Currently, nearly 1.2 billion people, over 16 % of the world population, have no access to electricity and around 2.7 billion people, over 37% of the world population, are without clean cooking facilities.
In accordance to the International Energy Agency, we define lack of access to electricity and to clean cooking facilities as lack of access to “modern energy”.
Over 95% of the people without access to modern energy are concentrated in sub-Saharan Africa or developing Asia and 80% of them live in rural areas. The world distribution of this energy poverty largely coincides with the world distribution of overall extreme poverty.
In September 2015 the General Assembly of the United Nations adopted the 2030 Sustainable Development Agenda, which includes a set of 17 Sustainable Development Goals (SDGs) to end poverty, fight inequality and injustice, and tackle climate change by 2030. Goal number 7 is dedicated to “Ensure access to affordable, reliable, sustainable and modern energy for all”, a big challenge to the global community.
The latest World Energy Outlook, published by the International Energy Agency in November 2016, forecasts that in 2030 some 780 million people will still be without electricity and 2.3 billion will continue to rely on the traditional use of solid biomass for cooking.
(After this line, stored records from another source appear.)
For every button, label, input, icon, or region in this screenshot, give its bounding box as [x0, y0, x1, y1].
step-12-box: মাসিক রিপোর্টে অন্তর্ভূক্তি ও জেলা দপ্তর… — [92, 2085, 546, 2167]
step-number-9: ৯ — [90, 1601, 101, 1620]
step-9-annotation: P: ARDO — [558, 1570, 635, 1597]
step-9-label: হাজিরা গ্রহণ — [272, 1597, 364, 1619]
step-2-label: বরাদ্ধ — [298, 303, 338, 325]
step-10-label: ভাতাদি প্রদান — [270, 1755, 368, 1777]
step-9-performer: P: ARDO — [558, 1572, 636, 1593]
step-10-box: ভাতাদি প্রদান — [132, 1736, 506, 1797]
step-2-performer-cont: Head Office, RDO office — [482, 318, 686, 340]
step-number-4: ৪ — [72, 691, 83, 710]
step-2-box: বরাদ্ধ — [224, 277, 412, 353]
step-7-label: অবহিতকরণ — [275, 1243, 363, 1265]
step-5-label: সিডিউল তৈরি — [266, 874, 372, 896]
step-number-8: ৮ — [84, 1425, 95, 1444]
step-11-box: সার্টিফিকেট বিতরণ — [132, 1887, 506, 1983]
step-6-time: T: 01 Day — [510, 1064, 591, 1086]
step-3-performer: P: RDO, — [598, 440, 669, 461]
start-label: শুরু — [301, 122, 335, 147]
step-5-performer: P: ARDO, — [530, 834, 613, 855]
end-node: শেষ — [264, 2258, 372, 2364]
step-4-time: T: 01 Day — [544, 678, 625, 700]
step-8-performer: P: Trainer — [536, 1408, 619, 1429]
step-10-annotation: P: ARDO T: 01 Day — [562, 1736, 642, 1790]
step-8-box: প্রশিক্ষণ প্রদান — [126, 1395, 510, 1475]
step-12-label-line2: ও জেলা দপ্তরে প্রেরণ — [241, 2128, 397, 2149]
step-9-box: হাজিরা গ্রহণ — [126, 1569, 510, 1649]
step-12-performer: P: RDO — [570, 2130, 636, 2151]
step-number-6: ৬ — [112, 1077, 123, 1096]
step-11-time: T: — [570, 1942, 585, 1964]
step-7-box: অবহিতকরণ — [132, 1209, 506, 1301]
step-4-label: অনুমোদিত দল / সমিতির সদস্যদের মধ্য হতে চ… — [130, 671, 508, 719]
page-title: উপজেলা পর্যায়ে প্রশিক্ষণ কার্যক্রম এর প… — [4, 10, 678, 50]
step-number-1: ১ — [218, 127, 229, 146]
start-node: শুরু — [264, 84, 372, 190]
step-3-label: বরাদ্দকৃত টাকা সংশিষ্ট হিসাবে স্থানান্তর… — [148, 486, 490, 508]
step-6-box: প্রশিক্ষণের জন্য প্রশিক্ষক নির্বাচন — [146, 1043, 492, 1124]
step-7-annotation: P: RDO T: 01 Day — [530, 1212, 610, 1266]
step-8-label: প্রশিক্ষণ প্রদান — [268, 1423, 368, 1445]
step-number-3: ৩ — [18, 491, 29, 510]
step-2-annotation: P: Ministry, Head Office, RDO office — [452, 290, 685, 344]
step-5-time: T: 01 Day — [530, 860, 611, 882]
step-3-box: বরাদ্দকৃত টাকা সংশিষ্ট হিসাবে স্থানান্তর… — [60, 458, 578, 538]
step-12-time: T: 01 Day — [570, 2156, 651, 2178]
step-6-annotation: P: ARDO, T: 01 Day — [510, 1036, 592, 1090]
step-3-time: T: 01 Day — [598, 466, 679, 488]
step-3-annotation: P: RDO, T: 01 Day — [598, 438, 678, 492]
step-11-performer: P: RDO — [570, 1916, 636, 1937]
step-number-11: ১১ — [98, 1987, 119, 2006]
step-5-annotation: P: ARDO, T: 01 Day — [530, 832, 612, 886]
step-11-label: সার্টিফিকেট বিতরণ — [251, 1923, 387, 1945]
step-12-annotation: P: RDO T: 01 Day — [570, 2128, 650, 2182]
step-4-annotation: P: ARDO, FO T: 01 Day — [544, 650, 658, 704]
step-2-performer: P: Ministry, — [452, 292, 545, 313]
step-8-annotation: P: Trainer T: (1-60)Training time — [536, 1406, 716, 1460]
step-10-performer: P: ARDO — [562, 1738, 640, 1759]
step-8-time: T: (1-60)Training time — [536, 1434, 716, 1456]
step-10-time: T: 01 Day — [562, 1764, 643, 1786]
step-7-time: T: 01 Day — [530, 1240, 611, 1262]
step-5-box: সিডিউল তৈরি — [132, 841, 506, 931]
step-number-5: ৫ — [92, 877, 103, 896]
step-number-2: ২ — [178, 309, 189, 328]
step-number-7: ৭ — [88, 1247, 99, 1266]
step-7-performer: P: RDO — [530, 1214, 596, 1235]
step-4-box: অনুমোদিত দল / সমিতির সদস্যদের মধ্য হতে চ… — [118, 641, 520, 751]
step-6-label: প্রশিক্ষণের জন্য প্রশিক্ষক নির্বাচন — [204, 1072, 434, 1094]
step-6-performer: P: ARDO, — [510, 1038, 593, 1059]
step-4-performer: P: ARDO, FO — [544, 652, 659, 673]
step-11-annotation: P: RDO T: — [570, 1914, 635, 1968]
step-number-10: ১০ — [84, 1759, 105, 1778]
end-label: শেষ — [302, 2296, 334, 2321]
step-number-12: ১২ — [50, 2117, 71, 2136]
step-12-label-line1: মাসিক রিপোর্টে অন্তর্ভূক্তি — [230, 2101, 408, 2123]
It highlights that the policies presently adopted and planned are dramatically insufficient.
The issue of access to modern energy may be analyzed from various points of view. We have identified three main perspectives: social inclusion, economic development and environmental preservation.
To make energy access sustainable and effective in the long term we must consider different technical or political solutions. This web-site presents a variety of solutions and examines the use of different energy sources, technologies and business models.